Sorry for the delay in getting this posted.
Summary:
- We pushed 1,134 code changes to our mercurial-based repos. This translates into 12,345 build/unittest jobs, or ~16.6 jobs per hour, over the month.
- We hit 108 pushes on May 19th. This is a new high-water-mark, by far the biggest load in any one single day since we start measuring. This was the rush of checkins to beat the mid-May code freeze date.
- Mozilla-191
and TryServernow does linux-arm and WinMo builds, which creates extra load per push. - The mozilla-1.9.1 branch was more active then usual, as expected in the lead up to FF3.5.0 release.
- The chart below shows no data for TryServer for the week of 1st – 7th May.

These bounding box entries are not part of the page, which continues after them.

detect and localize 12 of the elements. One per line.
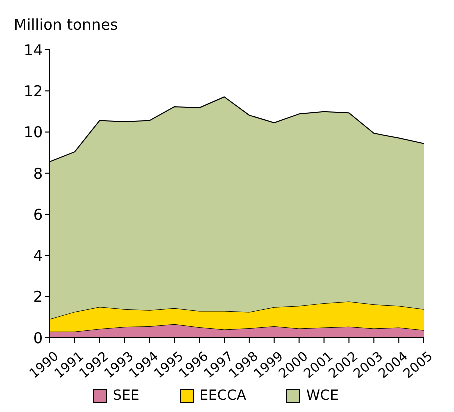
legend-label: SEE	[112, 388, 140, 404]
y-tick-label: 4	[33, 247, 43, 266]
y-tick-label: 2	[33, 288, 43, 306]
y-axis-title: Million tonnes	[14, 16, 118, 34]
legend-label: EECCA	[198, 388, 246, 404]
y-tick-label: 8	[33, 164, 43, 183]
y-tick-label: 6	[33, 206, 43, 224]
y-tick-label: 12	[24, 82, 43, 100]
legend-label: WCE	[305, 388, 339, 404]
y-tick-label: 14	[24, 41, 43, 60]
y-tick-label: 0	[33, 329, 43, 348]
y-tick-label: 10	[24, 124, 43, 142]
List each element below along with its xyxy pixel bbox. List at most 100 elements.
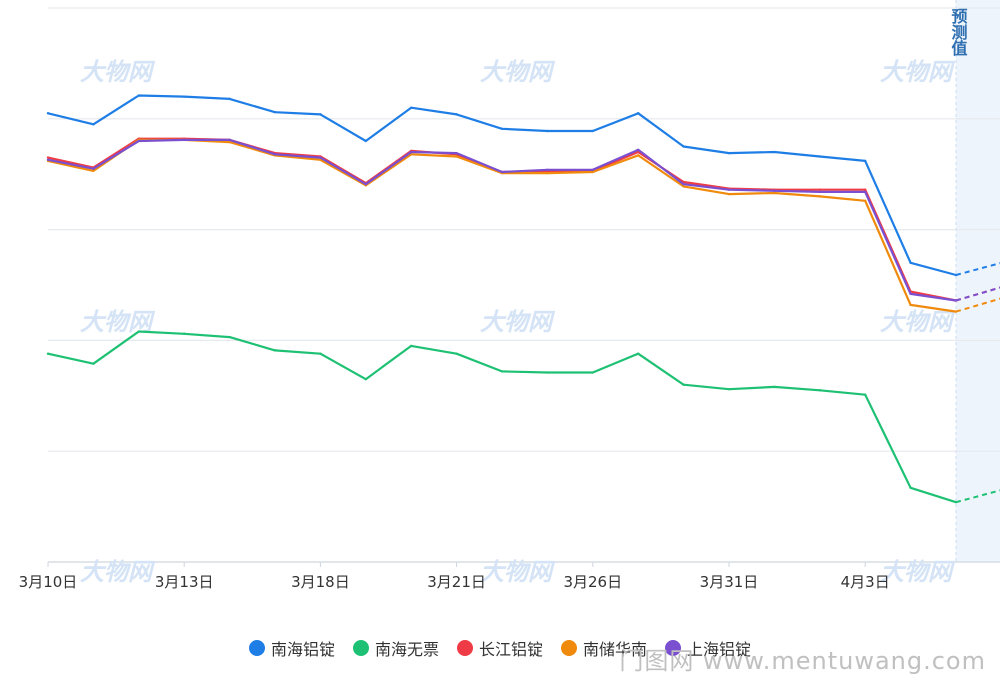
series-forecast-line <box>955 262 1000 276</box>
data-point[interactable] <box>864 199 867 202</box>
data-point[interactable] <box>818 190 821 194</box>
data-point[interactable] <box>273 153 277 156</box>
data-point[interactable] <box>410 150 413 154</box>
data-point[interactable] <box>319 113 322 116</box>
legend-item[interactable]: 南储华南 <box>561 636 647 660</box>
series-line <box>47 138 957 302</box>
data-point[interactable] <box>682 145 685 148</box>
legend-item[interactable]: 上海铝锭 <box>665 636 751 660</box>
data-point[interactable] <box>546 168 549 171</box>
legend-item[interactable]: 南海无票 <box>352 636 439 660</box>
data-point[interactable] <box>864 393 867 396</box>
legend-item[interactable]: 南海铝锭 <box>248 636 335 660</box>
data-point[interactable] <box>228 97 231 101</box>
data-point[interactable] <box>954 500 958 504</box>
legend: 南海铝锭 南海无票 长江铝锭 南储华南 上海铝锭 <box>0 636 1000 660</box>
legend-dot-icon <box>665 640 682 656</box>
watermark-text: 大物网 <box>480 58 556 86</box>
data-point[interactable] <box>909 486 912 489</box>
data-point[interactable] <box>228 335 231 339</box>
data-point[interactable] <box>954 310 958 313</box>
data-point[interactable] <box>364 139 367 143</box>
data-point[interactable] <box>591 168 594 171</box>
data-point[interactable] <box>727 188 731 191</box>
data-point[interactable] <box>546 371 549 374</box>
series-forecast-line <box>955 489 1000 504</box>
data-point[interactable] <box>954 299 958 302</box>
data-point[interactable] <box>637 352 640 355</box>
data-point[interactable] <box>682 182 685 186</box>
data-point[interactable] <box>591 170 594 174</box>
data-point[interactable] <box>46 156 50 159</box>
data-point[interactable] <box>273 349 277 352</box>
data-point[interactable] <box>273 110 277 114</box>
data-point[interactable] <box>319 156 322 159</box>
legend-label: 南海铝锭 <box>270 640 335 659</box>
data-point[interactable] <box>727 387 731 391</box>
data-point[interactable] <box>727 151 731 155</box>
x-tick-label: 3月13日 <box>155 573 214 591</box>
data-point[interactable] <box>228 140 231 144</box>
watermark-text: 大物网 <box>880 558 956 586</box>
legend-item[interactable]: 长江铝锭 <box>456 636 543 660</box>
data-point[interactable] <box>455 113 458 116</box>
data-point[interactable] <box>591 129 594 133</box>
data-point[interactable] <box>546 129 549 133</box>
data-point[interactable] <box>864 190 867 194</box>
data-point[interactable] <box>92 169 95 173</box>
data-point[interactable] <box>455 155 458 158</box>
data-point[interactable] <box>818 195 821 198</box>
data-point[interactable] <box>364 182 367 186</box>
data-point[interactable] <box>183 138 186 142</box>
site-credit: 门图网 www.mentuwang.com <box>619 647 986 675</box>
data-point[interactable] <box>410 344 413 348</box>
data-point[interactable] <box>183 95 186 98</box>
data-point[interactable] <box>92 123 95 126</box>
data-point[interactable] <box>92 167 95 170</box>
data-point[interactable] <box>773 189 776 193</box>
data-point[interactable] <box>909 261 912 265</box>
data-point[interactable] <box>637 112 640 115</box>
data-point[interactable] <box>500 127 504 130</box>
data-point[interactable] <box>818 188 821 191</box>
data-point[interactable] <box>546 171 549 175</box>
data-point[interactable] <box>818 155 821 158</box>
data-point[interactable] <box>818 389 821 392</box>
data-point[interactable] <box>682 185 685 188</box>
data-point[interactable] <box>591 371 594 374</box>
data-point[interactable] <box>228 138 231 142</box>
data-point[interactable] <box>92 362 95 365</box>
data-point[interactable] <box>637 154 640 157</box>
data-point[interactable] <box>364 377 367 381</box>
legend-label: 南储华南 <box>583 640 648 659</box>
data-point[interactable] <box>500 370 504 373</box>
data-point[interactable] <box>773 150 776 154</box>
data-point[interactable] <box>954 273 958 277</box>
data-point[interactable] <box>137 330 140 333</box>
x-tick-label: 3月18日 <box>291 573 350 591</box>
legend-label: 南海无票 <box>374 640 439 659</box>
x-axis-ticks: 3月10日 3月13日 3月18日 3月21日 3月26日 3月31日 4月3日 <box>19 562 890 591</box>
data-point[interactable] <box>46 158 50 161</box>
data-point[interactable] <box>183 332 186 335</box>
data-point[interactable] <box>773 385 776 389</box>
data-point[interactable] <box>137 94 140 97</box>
data-point[interactable] <box>637 148 640 152</box>
data-point[interactable] <box>864 159 867 163</box>
data-point[interactable] <box>500 170 504 174</box>
data-point[interactable] <box>682 383 685 386</box>
data-point[interactable] <box>773 191 776 195</box>
data-point[interactable] <box>46 112 50 115</box>
data-point[interactable] <box>727 192 731 196</box>
series-forecast-line <box>955 297 1000 313</box>
data-point[interactable] <box>46 352 50 355</box>
data-point[interactable] <box>137 139 140 143</box>
data-point[interactable] <box>455 151 458 155</box>
data-point[interactable] <box>909 303 912 307</box>
data-point[interactable] <box>410 106 413 109</box>
data-point[interactable] <box>864 188 867 191</box>
data-point[interactable] <box>455 352 458 355</box>
data-point[interactable] <box>909 292 912 296</box>
data-point[interactable] <box>319 352 322 355</box>
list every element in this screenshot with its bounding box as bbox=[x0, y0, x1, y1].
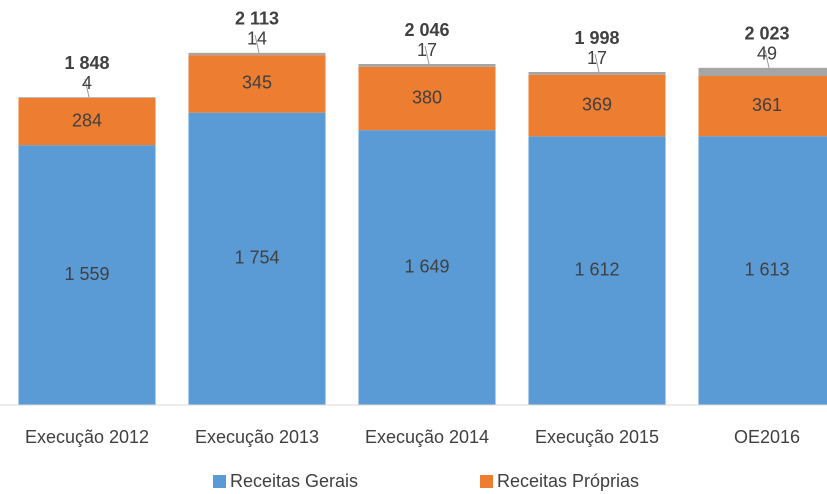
legend-swatch bbox=[480, 475, 493, 488]
bar-segment bbox=[698, 67, 827, 76]
legend-label: Receitas Próprias bbox=[497, 471, 639, 491]
data-label: 1 754 bbox=[234, 248, 279, 268]
total-label: 2 046 bbox=[404, 20, 449, 40]
data-label: 49 bbox=[757, 44, 777, 64]
x-tick-label: Execução 2013 bbox=[195, 427, 319, 447]
bar-segment bbox=[528, 136, 666, 406]
bar-segment bbox=[188, 55, 326, 113]
data-label: 361 bbox=[752, 95, 782, 115]
bar-segment bbox=[698, 76, 827, 137]
data-label: 1 613 bbox=[744, 259, 789, 279]
total-label: 1 998 bbox=[574, 28, 619, 48]
data-label: 1 612 bbox=[574, 259, 619, 279]
data-label: 1 559 bbox=[64, 264, 109, 284]
bar-segment bbox=[358, 66, 496, 131]
bar-segment bbox=[18, 97, 156, 146]
x-tick-label: Execução 2012 bbox=[25, 427, 149, 447]
data-label: 345 bbox=[242, 73, 272, 93]
bar-segment bbox=[18, 145, 156, 405]
x-tick-label: Execução 2014 bbox=[365, 427, 489, 447]
bar-segment bbox=[18, 97, 156, 98]
bar-segment bbox=[698, 136, 827, 405]
data-label: 17 bbox=[587, 48, 607, 68]
bar-segment bbox=[358, 130, 496, 405]
total-label: 2 113 bbox=[235, 9, 279, 29]
leader-line bbox=[594, 53, 600, 73]
data-label: 4 bbox=[82, 73, 92, 93]
leader-line bbox=[254, 34, 260, 53]
bar-segment bbox=[528, 72, 666, 75]
total-label: 1 848 bbox=[64, 53, 109, 73]
bar-segment bbox=[358, 64, 496, 67]
legend-label: Receitas Gerais bbox=[230, 471, 358, 491]
data-label: 284 bbox=[72, 110, 102, 130]
bar-segment bbox=[188, 112, 326, 406]
data-label: 380 bbox=[412, 87, 442, 107]
total-label: 2 023 bbox=[744, 24, 789, 44]
leader-line bbox=[84, 79, 90, 98]
bar-segment bbox=[528, 74, 666, 137]
data-label: 17 bbox=[417, 40, 437, 60]
bar-segment bbox=[188, 52, 326, 56]
leader-line bbox=[764, 49, 770, 68]
data-label: 1 649 bbox=[404, 256, 449, 276]
leader-line bbox=[424, 45, 430, 65]
data-label: 14 bbox=[247, 29, 267, 49]
legend-swatch bbox=[213, 475, 226, 488]
x-tick-label: OE2016 bbox=[734, 427, 800, 447]
x-tick-label: Execução 2015 bbox=[535, 427, 659, 447]
data-label: 369 bbox=[582, 94, 612, 114]
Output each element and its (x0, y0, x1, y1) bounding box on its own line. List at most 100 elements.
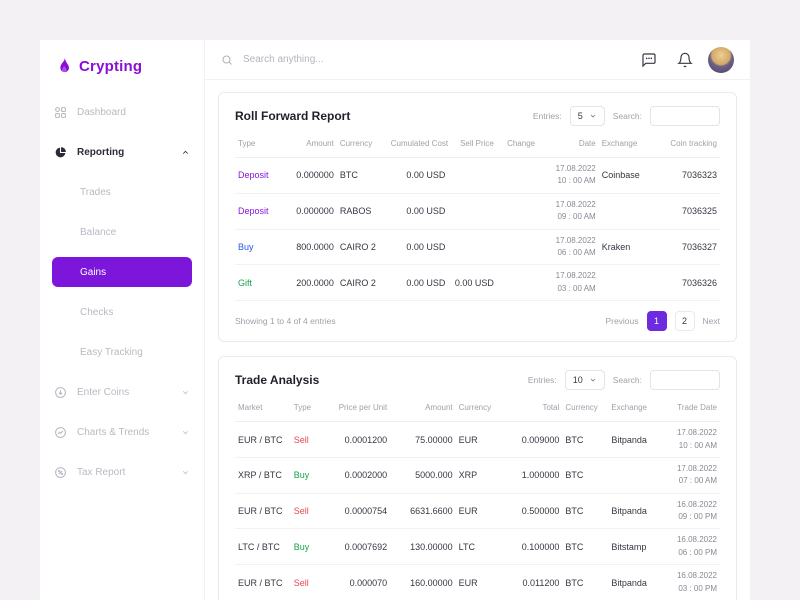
cell-total: 0.500000 (504, 493, 563, 530)
cell-exchange (598, 264, 655, 302)
cell-currency: CAIRO 2 (336, 229, 388, 266)
cell-amount: 0.000000 (278, 193, 337, 230)
column-header: Coin tracking (654, 130, 720, 158)
chat-icon (642, 52, 656, 67)
sidebar-item-dashboard[interactable]: Dashboard (40, 92, 204, 132)
cell-type: Deposit (235, 193, 279, 230)
sidebar-item-label: Tax Report (77, 466, 126, 478)
cell-amount: 75.00000 (390, 421, 456, 458)
table-row: Buy 800.0000 CAIRO 2 0.00 USD 17.08.2022 06 :… (235, 229, 720, 266)
sidebar-item-label: Enter Coins (77, 386, 130, 398)
cell-exchange: Bitpanda (608, 493, 665, 530)
notifications-button[interactable] (672, 47, 698, 73)
column-header: Total (504, 394, 563, 423)
cell-market: EUR / BTC (235, 564, 291, 600)
table-row: Deposit 0.000000 BTC 0.00 USD 17.08.2022 10 :… (235, 157, 720, 194)
sidebar-item-label: Charts & Trends (77, 426, 150, 438)
search-input[interactable] (243, 54, 626, 65)
cell-price: 0.0007692 (327, 528, 391, 566)
table-row: LTC / BTC Buy 0.0007692 130.00000 LTC 0.10000… (235, 528, 720, 566)
entries-select[interactable]: 5 (569, 106, 605, 126)
entries-value: 5 (577, 111, 583, 121)
sidebar-item-enter-coins[interactable]: Enter Coins (40, 372, 204, 412)
sidebar-item-gains[interactable]: Gains (52, 257, 192, 287)
entries-summary: Showing 1 to 4 of 4 entries (235, 316, 336, 327)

This was because of our resetting of the repo, and is expected. The TryServer was up and being used, but this means TryServer numbers are too low.
- We’re still not measuring load on Talos yet.
Details:
As each of these pushes triggers multiple different types of builds/unittest jobs, the *theoretical* total amount of work done by the pool-of-slaves in May was 12,345 jobs. For each push, we do:
- mozilla-central: 12 jobs per push (L/M/W opt, L/M/W leaktest, L/M/W unittest, linux64 opt, linux-arm, WinMo)
- mozilla-1.9.1: 12 jobs per push (L/M/W opt, L/M/W leaktest, L/M/W unittest, linux64 opt, linux-arm, WinMo)
- tracemonkey: 7 jobs per push (L/M/W opt, L/M/W unittest, linux64 opt)
- try: 9 jobs per push (L/M/W opt, L/M/W leaktest, L/M/W unittest)
- theoretical total: (523 x 12) + (282 x 12) + (138 x 7) + (191 x 9) = 12,345 jobs per month = 16.6 jobs per hour.
UPDATE: TryServer supported for linux-arm and WinMo were enabled in the last few days of the month, so I’ve excluded them from the math, and recalculated number-of-jobs. John. 17July2009
looks like mozilla’s build infrastructure is pretty solid!